Most of the theories of the solar system formation stand on the assumption that the formation of planetesimals occurs in a transparent (i.e., optically thin) nebula, in which H(2)O ice is unstable at the formation region of the terrestrial planet due to direct stellar irradiation. However, in the astronomical context, it is confirmed by both observations and numerical models that protoplanetary disks are initially opaque (i.e., optically thick) owing to floating small dust particles, and the interior of the disk is colder than the transparent disk. If planetesimals are formed in the opaque cold nebula, they should be mainly composed of H(2)O ice, even at the formation region of terrestrial planets.

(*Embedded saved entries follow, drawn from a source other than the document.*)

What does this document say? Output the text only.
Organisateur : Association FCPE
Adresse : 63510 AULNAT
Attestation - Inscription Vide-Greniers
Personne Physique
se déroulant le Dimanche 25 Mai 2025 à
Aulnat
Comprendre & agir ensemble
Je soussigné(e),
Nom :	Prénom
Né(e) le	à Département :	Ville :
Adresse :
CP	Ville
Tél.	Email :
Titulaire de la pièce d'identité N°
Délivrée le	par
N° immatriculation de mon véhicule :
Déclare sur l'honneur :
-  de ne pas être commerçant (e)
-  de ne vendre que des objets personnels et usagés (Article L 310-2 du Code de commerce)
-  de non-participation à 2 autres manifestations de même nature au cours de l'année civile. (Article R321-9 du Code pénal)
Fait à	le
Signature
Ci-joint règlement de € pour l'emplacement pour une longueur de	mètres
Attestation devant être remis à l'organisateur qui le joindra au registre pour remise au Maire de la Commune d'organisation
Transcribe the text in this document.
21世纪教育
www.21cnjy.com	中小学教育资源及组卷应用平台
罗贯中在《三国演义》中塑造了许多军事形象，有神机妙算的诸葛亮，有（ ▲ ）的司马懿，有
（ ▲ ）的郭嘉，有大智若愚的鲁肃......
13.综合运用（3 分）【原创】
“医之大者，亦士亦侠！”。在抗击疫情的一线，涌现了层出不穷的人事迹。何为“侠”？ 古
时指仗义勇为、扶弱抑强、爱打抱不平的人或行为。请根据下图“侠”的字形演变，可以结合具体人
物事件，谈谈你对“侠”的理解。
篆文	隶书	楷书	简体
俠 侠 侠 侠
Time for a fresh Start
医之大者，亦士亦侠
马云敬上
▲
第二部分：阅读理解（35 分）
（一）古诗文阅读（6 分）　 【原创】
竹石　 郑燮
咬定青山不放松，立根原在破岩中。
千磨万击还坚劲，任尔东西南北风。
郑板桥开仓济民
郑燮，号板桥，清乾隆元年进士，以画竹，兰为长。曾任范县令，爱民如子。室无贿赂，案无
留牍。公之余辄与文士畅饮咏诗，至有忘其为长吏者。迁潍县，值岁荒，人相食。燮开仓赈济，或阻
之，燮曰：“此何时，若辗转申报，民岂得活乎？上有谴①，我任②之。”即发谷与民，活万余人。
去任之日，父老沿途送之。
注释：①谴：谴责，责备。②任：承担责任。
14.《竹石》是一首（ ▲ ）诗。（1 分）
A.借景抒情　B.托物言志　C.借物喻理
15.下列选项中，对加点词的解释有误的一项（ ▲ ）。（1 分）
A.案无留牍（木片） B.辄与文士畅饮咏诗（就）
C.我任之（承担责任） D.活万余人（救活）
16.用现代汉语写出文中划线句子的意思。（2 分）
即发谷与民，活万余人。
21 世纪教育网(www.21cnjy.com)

Abundant icy material would help the formation of planetesimals through enhancement of the dust amount. Icy planetesimals start sublimation when the protoplanetary disk gets transparent through clearance of small dust particles. Here, we investigated the consequence of such icy planetesimal formation through numerical simulations of the competition between the sublimation and accretion of icy planetesimals. It was shown that various types of planets ranging from rocky planets to water-ball planets can be formed inside the location of the snow line of a transparent disk depending on the disk mass and the time evolution of disk transparency. We found size-dependent water content of icy planetesimals, which suggests potential difference in the redox state between meteorites and terrestrial planets at the same distance from the central star.